On a closing note, I’d like to put what the VBC means into perspective - the perspective of the contemporary producers and mixers. Many of us aren't exactly working under conditions where a two-thousand dollars (or more) bus compressor is readily available, let alone three specially-tweaked versions of those things. For these guys the VBC means having superb sounding compressors for two hundred bucks. It’s dead simple. For perspective’s sake I’ll remind everyone that it’s not only the VBC as there are many plugins out there that are able to deliver a remarkable sound for a very little money. There’s no excuse to sound bad.
- Sound Quality - 10/10: Gorgeous sounding compressors. Easily among the best plugins created until this day.
- Features - 9/10: For bus compressors they’re very nicely featured, but they don’t take full advantage of the possibilities that the virtual land has to offer.
- Ease of use - 9/10: Very nice interfaces, but the noise (especially on the MU) might get out of hand if you’re not very careful.
- Compatibility and stability - 9/10: Very stable and surprisingly light on the CPU, but updates could be released in a more timely manner. AAX took a bit long to arrive, but Slate kept in touch with the community so users weren’t left in the dark.
- Documentation and support - 8/10: Good documentation with some background history and useful tips. Their support is also OK, a bit slow on ticket response so it might be faster if you go through Gearslutz.

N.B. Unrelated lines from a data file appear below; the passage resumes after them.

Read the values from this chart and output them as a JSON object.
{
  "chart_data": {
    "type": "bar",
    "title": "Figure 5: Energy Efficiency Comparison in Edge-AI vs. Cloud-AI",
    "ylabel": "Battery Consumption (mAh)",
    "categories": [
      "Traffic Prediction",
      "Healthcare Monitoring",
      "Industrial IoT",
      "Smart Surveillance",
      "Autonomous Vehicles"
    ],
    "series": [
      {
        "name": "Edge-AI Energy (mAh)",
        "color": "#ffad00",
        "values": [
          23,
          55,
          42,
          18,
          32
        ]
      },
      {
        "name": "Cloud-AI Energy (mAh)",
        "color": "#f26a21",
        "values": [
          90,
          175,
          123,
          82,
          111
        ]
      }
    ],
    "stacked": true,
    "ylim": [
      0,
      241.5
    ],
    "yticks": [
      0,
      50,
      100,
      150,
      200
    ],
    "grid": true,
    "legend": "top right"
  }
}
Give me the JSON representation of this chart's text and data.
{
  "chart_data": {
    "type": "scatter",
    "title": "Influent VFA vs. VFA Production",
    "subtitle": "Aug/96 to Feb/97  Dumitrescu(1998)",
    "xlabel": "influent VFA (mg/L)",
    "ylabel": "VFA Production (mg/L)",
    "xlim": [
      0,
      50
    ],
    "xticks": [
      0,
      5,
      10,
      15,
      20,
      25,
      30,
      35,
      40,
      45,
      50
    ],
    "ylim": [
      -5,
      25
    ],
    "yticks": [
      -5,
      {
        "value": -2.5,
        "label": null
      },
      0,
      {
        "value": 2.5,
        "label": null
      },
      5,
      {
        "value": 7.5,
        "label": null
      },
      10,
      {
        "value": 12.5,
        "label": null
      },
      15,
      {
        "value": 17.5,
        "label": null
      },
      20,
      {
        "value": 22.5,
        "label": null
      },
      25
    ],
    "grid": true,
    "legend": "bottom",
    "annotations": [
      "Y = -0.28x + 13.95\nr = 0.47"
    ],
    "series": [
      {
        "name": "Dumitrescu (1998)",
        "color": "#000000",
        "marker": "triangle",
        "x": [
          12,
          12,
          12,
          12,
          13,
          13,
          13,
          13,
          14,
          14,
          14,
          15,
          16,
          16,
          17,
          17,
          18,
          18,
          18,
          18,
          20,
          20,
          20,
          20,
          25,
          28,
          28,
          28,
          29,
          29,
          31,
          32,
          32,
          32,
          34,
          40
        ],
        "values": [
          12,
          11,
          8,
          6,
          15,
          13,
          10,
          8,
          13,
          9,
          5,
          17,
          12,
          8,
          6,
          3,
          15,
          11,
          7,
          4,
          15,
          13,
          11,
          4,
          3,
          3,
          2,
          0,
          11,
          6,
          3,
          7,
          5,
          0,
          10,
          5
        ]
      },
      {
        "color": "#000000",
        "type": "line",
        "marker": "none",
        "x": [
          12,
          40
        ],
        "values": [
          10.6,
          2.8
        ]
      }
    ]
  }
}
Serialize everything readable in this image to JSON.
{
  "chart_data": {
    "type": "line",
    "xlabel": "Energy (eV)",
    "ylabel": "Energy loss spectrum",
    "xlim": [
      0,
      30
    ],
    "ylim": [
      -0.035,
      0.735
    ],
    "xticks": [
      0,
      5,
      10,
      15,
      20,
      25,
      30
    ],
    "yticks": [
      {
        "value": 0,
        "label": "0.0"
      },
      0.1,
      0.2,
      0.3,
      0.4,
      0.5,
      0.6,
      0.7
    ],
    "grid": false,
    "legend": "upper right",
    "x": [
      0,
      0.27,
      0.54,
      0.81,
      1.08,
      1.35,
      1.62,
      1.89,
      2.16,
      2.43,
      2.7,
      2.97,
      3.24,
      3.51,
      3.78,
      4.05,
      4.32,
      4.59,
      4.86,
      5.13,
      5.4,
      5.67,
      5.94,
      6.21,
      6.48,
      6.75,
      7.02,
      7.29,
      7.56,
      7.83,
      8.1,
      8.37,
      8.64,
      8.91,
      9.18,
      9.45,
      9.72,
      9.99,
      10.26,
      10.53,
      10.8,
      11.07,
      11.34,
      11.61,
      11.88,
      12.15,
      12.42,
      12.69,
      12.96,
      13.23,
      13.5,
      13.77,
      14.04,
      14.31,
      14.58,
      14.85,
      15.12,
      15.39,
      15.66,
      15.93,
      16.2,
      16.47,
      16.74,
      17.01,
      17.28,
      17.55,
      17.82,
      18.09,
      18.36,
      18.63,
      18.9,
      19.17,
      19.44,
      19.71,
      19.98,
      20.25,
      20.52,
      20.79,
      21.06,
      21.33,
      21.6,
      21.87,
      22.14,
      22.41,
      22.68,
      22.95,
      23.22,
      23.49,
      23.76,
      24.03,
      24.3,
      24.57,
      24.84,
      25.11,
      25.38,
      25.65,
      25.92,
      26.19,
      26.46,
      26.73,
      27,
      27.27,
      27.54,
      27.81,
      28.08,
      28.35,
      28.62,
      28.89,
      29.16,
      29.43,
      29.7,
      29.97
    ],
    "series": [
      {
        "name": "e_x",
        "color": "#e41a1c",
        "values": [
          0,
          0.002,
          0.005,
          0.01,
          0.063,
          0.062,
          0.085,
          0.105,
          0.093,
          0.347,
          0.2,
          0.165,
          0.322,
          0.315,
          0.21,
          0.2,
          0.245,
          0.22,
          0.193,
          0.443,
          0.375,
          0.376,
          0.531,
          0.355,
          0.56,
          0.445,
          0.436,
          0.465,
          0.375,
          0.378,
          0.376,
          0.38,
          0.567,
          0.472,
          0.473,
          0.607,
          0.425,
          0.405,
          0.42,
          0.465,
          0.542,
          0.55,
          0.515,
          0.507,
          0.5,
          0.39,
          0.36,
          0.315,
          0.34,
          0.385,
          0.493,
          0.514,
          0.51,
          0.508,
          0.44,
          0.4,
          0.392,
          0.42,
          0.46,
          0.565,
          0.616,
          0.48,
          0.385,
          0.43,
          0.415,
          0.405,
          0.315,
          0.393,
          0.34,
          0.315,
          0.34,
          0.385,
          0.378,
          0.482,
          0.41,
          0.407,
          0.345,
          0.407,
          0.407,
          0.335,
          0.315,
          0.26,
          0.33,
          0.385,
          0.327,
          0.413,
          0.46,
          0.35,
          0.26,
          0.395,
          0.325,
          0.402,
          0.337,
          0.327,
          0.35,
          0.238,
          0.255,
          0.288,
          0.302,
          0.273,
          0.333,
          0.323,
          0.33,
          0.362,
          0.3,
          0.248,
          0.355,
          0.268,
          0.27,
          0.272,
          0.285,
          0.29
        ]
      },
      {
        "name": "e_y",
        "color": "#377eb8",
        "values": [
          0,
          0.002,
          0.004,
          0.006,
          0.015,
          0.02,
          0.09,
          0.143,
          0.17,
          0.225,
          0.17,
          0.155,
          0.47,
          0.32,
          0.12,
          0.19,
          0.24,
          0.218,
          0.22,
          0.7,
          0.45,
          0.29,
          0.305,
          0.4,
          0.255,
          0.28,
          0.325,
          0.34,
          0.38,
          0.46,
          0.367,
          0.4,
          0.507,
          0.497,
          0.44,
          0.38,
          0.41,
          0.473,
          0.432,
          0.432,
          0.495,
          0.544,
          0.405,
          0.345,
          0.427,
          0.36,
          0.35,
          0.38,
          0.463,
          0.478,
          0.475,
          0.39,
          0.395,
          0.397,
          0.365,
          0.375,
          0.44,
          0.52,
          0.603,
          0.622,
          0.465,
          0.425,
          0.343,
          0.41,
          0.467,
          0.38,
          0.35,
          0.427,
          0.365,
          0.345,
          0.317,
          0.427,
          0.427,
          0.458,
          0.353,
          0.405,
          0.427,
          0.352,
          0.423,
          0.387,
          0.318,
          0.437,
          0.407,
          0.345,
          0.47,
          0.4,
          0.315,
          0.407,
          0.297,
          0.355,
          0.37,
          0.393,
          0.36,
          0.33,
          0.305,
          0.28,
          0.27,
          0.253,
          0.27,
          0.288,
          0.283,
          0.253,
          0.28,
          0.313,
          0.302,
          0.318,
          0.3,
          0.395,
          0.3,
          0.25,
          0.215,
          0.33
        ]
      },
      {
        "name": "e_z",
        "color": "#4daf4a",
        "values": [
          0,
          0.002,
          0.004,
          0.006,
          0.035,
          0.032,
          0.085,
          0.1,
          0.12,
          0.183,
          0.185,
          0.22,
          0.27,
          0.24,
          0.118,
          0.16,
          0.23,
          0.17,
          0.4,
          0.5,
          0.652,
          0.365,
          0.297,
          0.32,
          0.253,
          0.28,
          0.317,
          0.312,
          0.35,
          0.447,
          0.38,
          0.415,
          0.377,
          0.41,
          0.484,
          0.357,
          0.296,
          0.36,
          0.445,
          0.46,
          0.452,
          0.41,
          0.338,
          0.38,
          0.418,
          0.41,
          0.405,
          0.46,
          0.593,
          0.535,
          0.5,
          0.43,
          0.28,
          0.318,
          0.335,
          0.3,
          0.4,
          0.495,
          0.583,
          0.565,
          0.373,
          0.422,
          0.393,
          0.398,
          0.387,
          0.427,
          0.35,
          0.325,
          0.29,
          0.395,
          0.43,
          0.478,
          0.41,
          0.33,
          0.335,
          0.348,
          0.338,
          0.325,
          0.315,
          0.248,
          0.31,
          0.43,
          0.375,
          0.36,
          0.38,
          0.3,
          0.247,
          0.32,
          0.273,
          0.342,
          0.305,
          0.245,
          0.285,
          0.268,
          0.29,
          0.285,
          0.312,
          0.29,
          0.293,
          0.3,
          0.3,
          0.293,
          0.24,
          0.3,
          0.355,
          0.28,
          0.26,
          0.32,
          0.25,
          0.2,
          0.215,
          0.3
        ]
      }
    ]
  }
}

- Bang for buck - 10/10: Besides superb bus compressors, they’re also great all-around track compressors and can be used on many situations.
- Magnificent sounding and relatively versatile.
- Very easy to use and hard to sound bad.
- Light on system resources.
- No mono versions and noise can’t be turned off. Even though it’s part of the modelling, in 2014 it needs to be a choice.*
- Side-chain filter only goes up to 150 Hz (Red/Grey) and 200 Hz (MU).
- The character and attitude might be too much for some, even with the mix knob.
*Promised by Slate Audio to be introduced in a feature update.